Kevin Prada souligne le caractère discriminatoire et illégal de ce genre de pratique. Il indique aussi qu’au niveau de l’embauche, il y a aussi plus de difficultés pour les personnes 2ELGBTQ+. « On voit là les limites et les problèmes liés au concept d’affirmative action (3). Il y a de plus grands problèmes sociétaux. Il existe encore des biais implicites qui sont très forts. Quand une personne s’affirme ouvertement, là d’un coup, il y a comme une réticence à l’embaucher. Si ça reste encore difficile à pointer du doigt, ces chiffres montrent clairement une réalité. »

Le chercheur met aussi de l’avant un thème moins connu : l’hétéroprofessionnalisme. Certains individus n’afficheraient pas leur identité en milieu professionnel pour éviter toute différenciation. « Pour paraître professionnel, il faudrait paraître hétérosexuel. Si l’on affirme son genre de manière différente, ce n’est pas seulement qu’on nous voit avec un moindre regard, on paraît aussi moins professionnel. Et donc s’il y a moins d’employabilité, il y a moins de revenus et ça peut aussi impacter la santé. »

Santé mentale passable ou mauvaise

La santé que Kevin Prada évoque, c’est aussi le dernier point mis de l’avant par Statistique Canada. Trois personnes 2ELGBTQ+ sur dix (29,7 %) ont déclaré que leur santé mentale était passable ou mauvaise, par rapport à moins de une personne non 2ELGBTQ+ sur dix (9,1 %). « C’est une situation encore pire pour les personnes transgenres ou non binaires. Plus une personne s’éloigne de la norme sociétale, pires sont les séquelles sur la santé mentale et le bien-être », précise celui qui avait fait partie du comité scientifique du Collectif LGBTQ* pour l’analyse des besoins des membres de la communauté LGBTQ2S+ d’expression française.

Ces données datant de 2019 à 2021, Kevin Prada rappelle que la COVID-19 est passée par là et a ajouté du stress aux personnes déjà isolées. « La pandémie a touché tout le monde. Mais on sait que les populations déjà marginalisées l’ont été encore plus, que ce soit en santé mentale, en employabilité, en logement, en sécurité alimentaire. »

À l’heure du bilan, le portrait dressé par Statistique Canada montre qu’il reste encore des progrès à faire pour le droit des personnes. « On a tendance à croire que le Canada est un pays beaucoup plus progressiste qu’il ne l’est vraiment.
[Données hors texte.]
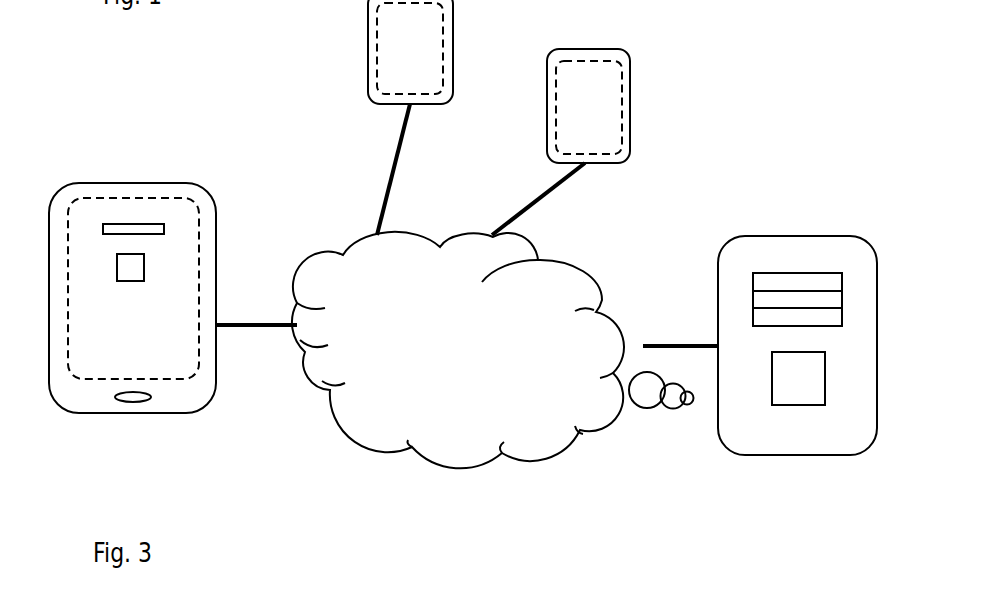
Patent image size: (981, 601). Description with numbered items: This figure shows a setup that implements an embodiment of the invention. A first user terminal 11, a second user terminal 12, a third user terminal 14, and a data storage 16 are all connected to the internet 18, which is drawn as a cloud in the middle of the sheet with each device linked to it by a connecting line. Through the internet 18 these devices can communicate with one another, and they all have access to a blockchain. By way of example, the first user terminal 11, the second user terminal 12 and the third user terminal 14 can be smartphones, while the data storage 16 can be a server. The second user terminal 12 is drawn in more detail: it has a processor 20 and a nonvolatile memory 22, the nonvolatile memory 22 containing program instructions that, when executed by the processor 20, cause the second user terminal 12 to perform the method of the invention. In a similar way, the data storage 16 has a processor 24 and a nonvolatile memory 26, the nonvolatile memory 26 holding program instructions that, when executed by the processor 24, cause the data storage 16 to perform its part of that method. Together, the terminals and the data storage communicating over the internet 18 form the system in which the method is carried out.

The first user terminal 11 is at (368, 80).
The second user terminal 12 is at (112, 183).
The third user terminal 14 is at (630, 125).
The data storage 16 is at (838, 236).
The internet 18 is at (493, 350).
The processor 20 is at (145, 272).
The nonvolatile memory 22 is at (126, 223).
The processor 24 is at (770, 368).
The nonvolatile memory 26 is at (805, 273).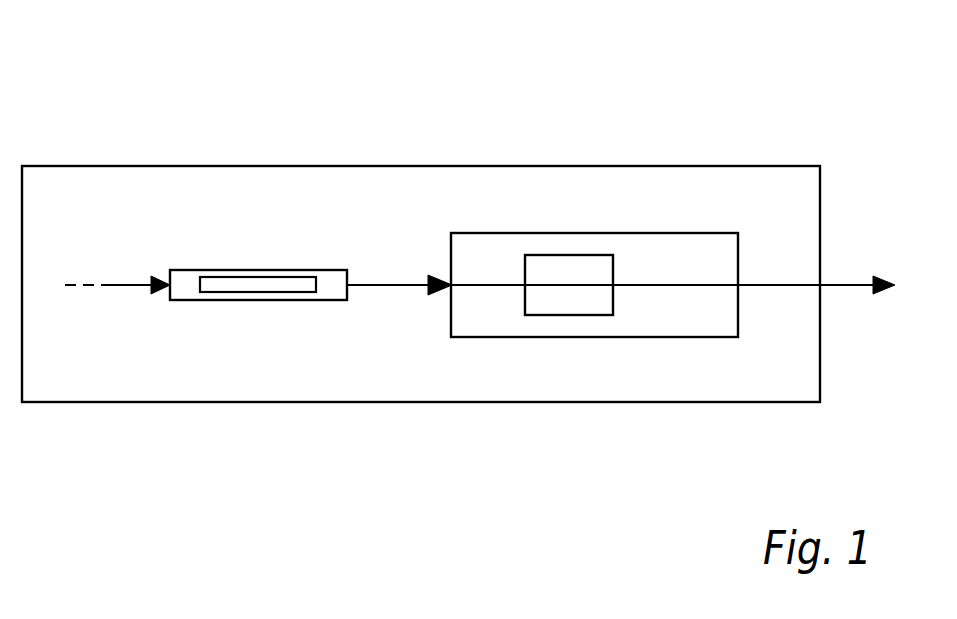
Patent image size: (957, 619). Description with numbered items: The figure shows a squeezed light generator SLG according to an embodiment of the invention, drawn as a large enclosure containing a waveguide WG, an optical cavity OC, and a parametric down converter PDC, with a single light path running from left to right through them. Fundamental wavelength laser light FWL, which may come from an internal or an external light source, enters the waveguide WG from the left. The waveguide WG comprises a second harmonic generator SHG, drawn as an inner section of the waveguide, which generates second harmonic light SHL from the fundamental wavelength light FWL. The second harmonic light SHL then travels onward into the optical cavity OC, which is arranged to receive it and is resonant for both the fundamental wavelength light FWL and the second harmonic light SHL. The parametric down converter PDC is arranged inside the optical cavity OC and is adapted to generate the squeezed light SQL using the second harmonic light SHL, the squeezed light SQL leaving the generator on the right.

The squeezed light generator SLG is at (214, 166).
The fundamental wavelength laser light FWL is at (128, 285).
The waveguide WG is at (254, 270).
The second harmonic generator SHG is at (265, 293).
The second harmonic light SHL is at (400, 285).
The optical cavity OC is at (542, 337).
The parametric down converter PDC is at (566, 255).
The squeezed light SQL is at (842, 285).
Mais on voit ces problèmes-là dans plusieurs secteurs, comme la santé ou l’éducation. On a encore du mal à en parler, alors il faut continuer à pousser. »

(1) Ce sigle, utilisé par le gouvernement canadien, désigne les personnes aux deux esprits (ou bispirituelles), lesbiennes, gaies, bisexuelles, transgenres, queers et intersexuées, ainsi que celles qui emploient d’autres termes relatifs à la diversité sexuelle et de genre

(2) Voir notre édition du 17 au 23 mai 2023.

(3) Ensemble de procédures visant à éliminer les discriminations illégales parmi les candidat.e.s, à remédier aux résultats de ces discriminations antérieures et à prévenir de telles discriminations à l’avenir.